Powell faces management of an economy he helped create
- Hope King, author of Axios Closer
Photo illustration: Sarah Grillo/Axios. Photo: Brendan Smialowski-Pool/Getty Images
Jerome Powell’s second term as Federal Reserve chair will be defined by his response to the economy he helped create.
Why it matters: Powell's job will be harder in many ways than when the Fed was focused on just keeping the country afloat at the onset of the pandemic.
- He now has to steer American consumers and investors into a new economy where everything is getting more expensive — including the cost of money.
- The chair and his team have to "thread a very small needle" to ease the U.S. out of a post-stimulus environment, Art Hogan, chief market strategist at National, tells Axios.
Driving the news: During his Senate confirmation hearing today, Powell vowed to tamp down on the pace of inflation — which is cutting into wage growth.
- He also faced questions about a stalled labor market.
- The proportion of people who have a job or are looking for one remained unchanged again in December, and well below the rate pre-pandemic.
The big picture: The Central Bank faces a collision of two crises (inflation and the slow recovering labor market) that endangers economic growth.
- High inflation has become "a severe threat to the achievement of maximum employment and to achieving a long expansion that can give us that [full employment]," said Powell.
Then: When Powell took over in 2018, the economy was stable, with inflation and GDP growth below their targets.

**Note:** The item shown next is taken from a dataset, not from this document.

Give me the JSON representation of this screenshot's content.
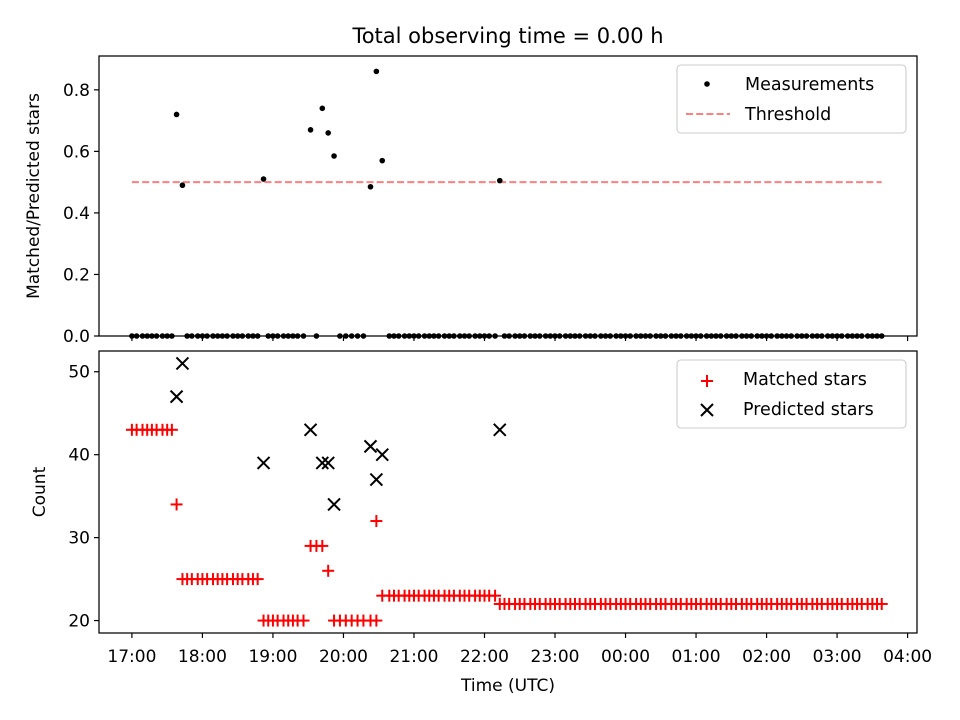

- Now: 84% of the jobs lost in March and April 2020 have been recovered, wages rose 4.7% last year and the economy in 2021 is expected to have grown at more than twice the annual rate of 2017.
What to watch: Tomorrow’s consumer price index reading from December is expected to show that prices rose more than 7% over the same month in 2020, adding onto the nearly 40-year record high.
The bottom line: "Prescribing the right medicine is always easier than weaning the patient off of it," says Hogan.